Netaji Nagar is a locality of South Kolkata in West Bengal, India. It is a part of Tollygunge area. It is named after the famous freedom fighter Netaji Subhash Chandra Bose.

==Geography==
===Police district===
Netaji Nagar police station is in the South Suburban division of Kolkata Police. It is located at 9, Puratan Bazar, Hari Mohan Primary School, Kolkata-700092.

In 2014, Netaji Nagar police station was carved out of the jurisdiction of Patuli police station.

Patuli Women police station has jurisdiction over all police districts under the jurisdiction of South Suburban Division i.e. Netaji Nagar, Jadavpur, Kasba, Regent Park, Bansdroni, Garfa and Patuli.

===Location and neighbourhood===
It predominantly has lower to medium class residential area. Most of the people are Bengali Hindu refugee from East Pakistan, who were given land by government to rehabilitate them. They have settled here after 1947 partition of India. In the recent times people of all ethnicity including the old refugees live here.

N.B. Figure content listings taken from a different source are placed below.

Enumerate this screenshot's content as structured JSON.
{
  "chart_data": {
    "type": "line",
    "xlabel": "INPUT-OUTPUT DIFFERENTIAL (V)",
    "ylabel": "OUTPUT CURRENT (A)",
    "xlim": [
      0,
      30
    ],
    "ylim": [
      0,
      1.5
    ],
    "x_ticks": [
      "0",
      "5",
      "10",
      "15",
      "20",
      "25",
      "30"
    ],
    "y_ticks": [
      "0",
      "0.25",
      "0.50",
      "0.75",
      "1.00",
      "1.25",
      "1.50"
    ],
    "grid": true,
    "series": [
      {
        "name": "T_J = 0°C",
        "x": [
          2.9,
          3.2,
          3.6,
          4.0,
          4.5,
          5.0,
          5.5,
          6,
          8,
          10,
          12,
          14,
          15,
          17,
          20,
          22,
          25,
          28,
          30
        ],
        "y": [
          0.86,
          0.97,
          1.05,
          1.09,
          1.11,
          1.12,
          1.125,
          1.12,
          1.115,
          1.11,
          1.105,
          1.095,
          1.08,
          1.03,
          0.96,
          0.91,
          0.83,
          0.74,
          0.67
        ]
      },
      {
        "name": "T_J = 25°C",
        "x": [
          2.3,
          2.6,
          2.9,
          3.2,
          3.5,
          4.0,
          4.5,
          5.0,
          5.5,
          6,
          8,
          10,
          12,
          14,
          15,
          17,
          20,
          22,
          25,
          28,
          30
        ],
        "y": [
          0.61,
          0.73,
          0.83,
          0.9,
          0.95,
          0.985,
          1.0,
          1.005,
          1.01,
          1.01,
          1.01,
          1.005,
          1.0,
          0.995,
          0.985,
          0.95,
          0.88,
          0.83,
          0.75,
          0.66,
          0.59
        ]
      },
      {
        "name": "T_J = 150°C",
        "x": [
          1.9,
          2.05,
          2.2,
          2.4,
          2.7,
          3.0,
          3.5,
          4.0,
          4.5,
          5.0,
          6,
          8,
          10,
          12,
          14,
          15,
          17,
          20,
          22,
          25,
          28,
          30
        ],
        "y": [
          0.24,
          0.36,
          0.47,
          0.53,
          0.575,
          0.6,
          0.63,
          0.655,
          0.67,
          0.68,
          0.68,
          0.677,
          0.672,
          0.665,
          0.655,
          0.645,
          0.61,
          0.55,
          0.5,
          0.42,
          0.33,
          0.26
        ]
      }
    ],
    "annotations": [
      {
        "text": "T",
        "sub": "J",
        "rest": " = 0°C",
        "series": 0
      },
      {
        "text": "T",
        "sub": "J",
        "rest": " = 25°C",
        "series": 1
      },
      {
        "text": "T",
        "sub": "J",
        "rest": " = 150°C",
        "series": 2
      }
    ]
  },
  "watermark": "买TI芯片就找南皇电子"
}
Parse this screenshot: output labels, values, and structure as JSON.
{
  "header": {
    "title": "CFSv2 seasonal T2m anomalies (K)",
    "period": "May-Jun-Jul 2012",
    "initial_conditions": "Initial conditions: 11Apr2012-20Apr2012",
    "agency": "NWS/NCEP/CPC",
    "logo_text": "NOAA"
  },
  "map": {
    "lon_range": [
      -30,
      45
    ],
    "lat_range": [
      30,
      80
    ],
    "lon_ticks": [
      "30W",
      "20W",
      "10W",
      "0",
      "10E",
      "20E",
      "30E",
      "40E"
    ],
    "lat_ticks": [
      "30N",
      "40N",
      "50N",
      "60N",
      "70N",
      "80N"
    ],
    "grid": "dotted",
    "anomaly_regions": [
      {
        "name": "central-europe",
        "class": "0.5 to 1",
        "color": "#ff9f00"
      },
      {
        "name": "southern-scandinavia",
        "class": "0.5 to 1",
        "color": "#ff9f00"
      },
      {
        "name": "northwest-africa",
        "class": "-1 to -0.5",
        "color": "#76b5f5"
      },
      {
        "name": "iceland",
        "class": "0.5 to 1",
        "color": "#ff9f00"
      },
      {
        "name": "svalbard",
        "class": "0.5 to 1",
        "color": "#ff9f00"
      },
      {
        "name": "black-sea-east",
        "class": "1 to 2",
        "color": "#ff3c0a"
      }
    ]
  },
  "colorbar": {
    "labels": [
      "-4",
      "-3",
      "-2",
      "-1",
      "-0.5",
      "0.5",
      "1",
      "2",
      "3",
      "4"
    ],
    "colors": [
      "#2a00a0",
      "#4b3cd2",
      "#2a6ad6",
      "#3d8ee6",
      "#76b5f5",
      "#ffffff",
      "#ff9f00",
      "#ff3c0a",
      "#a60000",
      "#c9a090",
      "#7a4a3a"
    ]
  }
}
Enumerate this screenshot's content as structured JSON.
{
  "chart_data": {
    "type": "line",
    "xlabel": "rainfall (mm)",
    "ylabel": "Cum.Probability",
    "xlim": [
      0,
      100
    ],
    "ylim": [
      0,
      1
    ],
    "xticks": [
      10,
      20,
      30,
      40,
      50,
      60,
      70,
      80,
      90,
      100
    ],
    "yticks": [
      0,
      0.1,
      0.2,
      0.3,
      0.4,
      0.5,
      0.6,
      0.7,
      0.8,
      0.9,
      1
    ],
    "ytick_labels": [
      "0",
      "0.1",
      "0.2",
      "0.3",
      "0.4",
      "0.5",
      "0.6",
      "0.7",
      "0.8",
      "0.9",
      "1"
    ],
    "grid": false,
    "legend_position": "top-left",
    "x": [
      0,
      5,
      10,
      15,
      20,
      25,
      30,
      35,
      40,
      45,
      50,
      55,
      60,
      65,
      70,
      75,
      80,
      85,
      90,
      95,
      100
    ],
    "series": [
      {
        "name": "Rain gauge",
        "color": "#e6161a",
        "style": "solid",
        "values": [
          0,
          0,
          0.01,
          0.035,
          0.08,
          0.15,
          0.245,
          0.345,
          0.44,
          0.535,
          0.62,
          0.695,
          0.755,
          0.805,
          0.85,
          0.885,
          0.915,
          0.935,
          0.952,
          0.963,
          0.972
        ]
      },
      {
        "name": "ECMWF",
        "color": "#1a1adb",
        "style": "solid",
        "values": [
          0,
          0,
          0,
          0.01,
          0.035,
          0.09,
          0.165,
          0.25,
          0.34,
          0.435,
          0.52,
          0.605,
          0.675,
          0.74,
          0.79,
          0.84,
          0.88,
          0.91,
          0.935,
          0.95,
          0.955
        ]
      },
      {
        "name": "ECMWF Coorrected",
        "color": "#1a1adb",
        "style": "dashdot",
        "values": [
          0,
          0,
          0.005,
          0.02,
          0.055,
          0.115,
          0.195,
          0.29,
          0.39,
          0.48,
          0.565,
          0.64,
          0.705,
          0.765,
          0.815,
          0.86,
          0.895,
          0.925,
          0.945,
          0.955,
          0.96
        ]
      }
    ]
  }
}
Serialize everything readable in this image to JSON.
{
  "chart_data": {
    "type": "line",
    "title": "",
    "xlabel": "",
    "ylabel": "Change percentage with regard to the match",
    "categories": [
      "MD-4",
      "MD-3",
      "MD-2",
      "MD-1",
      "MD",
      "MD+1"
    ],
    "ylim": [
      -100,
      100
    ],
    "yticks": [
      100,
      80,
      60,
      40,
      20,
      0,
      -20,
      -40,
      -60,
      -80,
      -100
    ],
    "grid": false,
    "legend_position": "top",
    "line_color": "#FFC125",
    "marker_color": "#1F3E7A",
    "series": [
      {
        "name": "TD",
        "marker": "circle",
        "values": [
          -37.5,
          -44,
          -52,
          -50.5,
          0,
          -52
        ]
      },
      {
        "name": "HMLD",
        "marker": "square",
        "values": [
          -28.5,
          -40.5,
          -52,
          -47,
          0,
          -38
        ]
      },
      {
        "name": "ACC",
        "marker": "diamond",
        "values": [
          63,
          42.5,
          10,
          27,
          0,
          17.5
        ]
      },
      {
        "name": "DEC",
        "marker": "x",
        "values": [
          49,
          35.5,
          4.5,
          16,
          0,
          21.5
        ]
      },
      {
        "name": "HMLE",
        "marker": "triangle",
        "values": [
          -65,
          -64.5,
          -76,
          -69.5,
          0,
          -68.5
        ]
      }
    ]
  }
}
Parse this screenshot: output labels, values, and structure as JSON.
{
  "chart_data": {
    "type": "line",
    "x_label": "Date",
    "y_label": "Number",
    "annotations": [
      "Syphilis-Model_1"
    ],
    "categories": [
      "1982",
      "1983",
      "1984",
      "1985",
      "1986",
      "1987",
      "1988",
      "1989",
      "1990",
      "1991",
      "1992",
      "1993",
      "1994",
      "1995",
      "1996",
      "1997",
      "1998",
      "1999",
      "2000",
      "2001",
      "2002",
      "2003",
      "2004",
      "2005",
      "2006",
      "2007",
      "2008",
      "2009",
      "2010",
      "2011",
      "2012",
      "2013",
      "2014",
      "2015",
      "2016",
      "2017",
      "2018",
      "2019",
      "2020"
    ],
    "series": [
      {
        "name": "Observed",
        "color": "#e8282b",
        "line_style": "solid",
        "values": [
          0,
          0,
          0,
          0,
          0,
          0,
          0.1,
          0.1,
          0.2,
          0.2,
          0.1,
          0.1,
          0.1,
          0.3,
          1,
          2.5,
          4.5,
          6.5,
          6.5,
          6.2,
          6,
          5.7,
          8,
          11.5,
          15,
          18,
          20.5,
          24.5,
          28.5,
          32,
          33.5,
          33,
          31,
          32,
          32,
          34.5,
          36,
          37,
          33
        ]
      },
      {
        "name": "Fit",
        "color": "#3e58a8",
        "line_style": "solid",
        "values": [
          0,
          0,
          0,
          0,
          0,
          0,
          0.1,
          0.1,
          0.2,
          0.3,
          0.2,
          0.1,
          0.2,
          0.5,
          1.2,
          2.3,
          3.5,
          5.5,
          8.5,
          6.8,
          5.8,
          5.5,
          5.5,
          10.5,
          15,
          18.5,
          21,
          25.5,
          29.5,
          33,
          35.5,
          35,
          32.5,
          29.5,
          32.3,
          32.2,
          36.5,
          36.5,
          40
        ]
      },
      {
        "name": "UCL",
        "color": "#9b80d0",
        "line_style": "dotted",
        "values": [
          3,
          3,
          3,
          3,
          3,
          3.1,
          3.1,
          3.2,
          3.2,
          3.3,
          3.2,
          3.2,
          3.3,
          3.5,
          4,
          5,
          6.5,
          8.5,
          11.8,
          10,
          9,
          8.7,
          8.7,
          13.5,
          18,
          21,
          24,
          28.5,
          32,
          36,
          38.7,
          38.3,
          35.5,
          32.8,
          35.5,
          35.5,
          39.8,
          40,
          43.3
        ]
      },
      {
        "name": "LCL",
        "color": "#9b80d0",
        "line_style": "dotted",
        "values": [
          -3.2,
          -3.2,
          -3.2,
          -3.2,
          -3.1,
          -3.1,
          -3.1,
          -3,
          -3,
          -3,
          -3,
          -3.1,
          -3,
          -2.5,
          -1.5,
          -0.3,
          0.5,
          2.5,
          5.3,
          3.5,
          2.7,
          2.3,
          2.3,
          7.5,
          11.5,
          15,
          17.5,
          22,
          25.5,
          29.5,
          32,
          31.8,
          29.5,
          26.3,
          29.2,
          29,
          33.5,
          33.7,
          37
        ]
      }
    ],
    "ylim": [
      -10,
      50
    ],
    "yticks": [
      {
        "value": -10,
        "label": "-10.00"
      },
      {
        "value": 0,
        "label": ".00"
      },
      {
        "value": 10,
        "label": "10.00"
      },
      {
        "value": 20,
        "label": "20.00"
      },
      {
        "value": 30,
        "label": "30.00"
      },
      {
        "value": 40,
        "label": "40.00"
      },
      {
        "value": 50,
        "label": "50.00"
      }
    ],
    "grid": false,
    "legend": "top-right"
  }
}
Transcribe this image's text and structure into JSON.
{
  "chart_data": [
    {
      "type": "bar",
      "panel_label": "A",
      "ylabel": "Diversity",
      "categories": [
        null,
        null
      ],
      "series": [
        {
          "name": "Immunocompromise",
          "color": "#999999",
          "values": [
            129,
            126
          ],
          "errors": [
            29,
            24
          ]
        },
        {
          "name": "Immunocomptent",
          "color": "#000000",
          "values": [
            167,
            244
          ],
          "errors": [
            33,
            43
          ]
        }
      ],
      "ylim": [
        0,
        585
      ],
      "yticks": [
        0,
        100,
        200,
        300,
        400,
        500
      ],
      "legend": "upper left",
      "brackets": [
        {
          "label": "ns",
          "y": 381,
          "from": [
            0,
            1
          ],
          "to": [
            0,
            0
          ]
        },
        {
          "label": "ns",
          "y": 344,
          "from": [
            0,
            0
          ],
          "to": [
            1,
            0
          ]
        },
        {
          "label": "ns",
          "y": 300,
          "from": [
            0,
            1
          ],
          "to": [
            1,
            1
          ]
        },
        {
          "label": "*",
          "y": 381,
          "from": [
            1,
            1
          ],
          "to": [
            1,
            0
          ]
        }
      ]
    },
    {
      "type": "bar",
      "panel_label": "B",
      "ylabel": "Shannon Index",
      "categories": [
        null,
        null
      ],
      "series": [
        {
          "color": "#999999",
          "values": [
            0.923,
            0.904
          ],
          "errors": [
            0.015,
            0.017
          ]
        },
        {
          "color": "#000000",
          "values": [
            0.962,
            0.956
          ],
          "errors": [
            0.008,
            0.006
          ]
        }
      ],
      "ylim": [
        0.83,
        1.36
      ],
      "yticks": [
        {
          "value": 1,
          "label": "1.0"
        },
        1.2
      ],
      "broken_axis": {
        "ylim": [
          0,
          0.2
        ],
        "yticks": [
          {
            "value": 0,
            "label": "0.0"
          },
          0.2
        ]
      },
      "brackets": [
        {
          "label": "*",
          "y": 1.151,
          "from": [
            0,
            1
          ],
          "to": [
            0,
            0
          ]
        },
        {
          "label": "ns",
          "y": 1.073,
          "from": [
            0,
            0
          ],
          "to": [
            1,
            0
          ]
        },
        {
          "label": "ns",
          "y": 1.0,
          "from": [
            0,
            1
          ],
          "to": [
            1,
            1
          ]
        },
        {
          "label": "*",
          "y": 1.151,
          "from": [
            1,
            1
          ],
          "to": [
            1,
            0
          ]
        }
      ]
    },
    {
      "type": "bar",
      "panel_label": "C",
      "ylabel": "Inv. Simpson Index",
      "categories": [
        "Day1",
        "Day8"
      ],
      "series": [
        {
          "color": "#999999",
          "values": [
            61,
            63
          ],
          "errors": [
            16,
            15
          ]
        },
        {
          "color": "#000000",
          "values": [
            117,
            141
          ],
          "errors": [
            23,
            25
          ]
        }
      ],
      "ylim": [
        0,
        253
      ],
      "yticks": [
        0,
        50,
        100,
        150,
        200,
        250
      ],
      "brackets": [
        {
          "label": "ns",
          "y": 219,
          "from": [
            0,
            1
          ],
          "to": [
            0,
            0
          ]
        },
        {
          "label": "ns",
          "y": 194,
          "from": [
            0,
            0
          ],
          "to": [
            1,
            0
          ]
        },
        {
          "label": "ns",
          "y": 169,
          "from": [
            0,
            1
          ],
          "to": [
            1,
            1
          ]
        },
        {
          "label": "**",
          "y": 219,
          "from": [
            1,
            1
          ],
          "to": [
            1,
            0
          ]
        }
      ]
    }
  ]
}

Starting from a refugee colony, the locality has grown both in size and facilities and has become one of the most Important localities of South Kolkata.

Recently, many Gujarati diaspora of Kolkata have preferred to live in this locality, who have shifted from prime Bhowanipore area of city and have also built a Jain temple in locality.

The PIN code for this area is 700040/92.

==Education==
Among educational institution are Netaji Nagar Day College, Netaji Nagar College for Women and Netaji Nagar Evening College, The Future Foundation School, Kolkata, Narmada School, Netaji Nagar Vidya Mandir & Netaji Nagar Balika Vidyamamdir.

==Transport==
The area is served by large arterial road named Netaji Subhash Chandra Bose Road, which connects Tollygunge to Garia. The area is located on the Blue Line Metro, which connects Garia with Dakhineswar. The nearest Metro staions are Tollygunj Metro Station and Masterda Surya Sen metro station (Bansdroni).

==Culture==
There was a cinema hall named Malancha nearby, which was a major landmark before its services were shut down.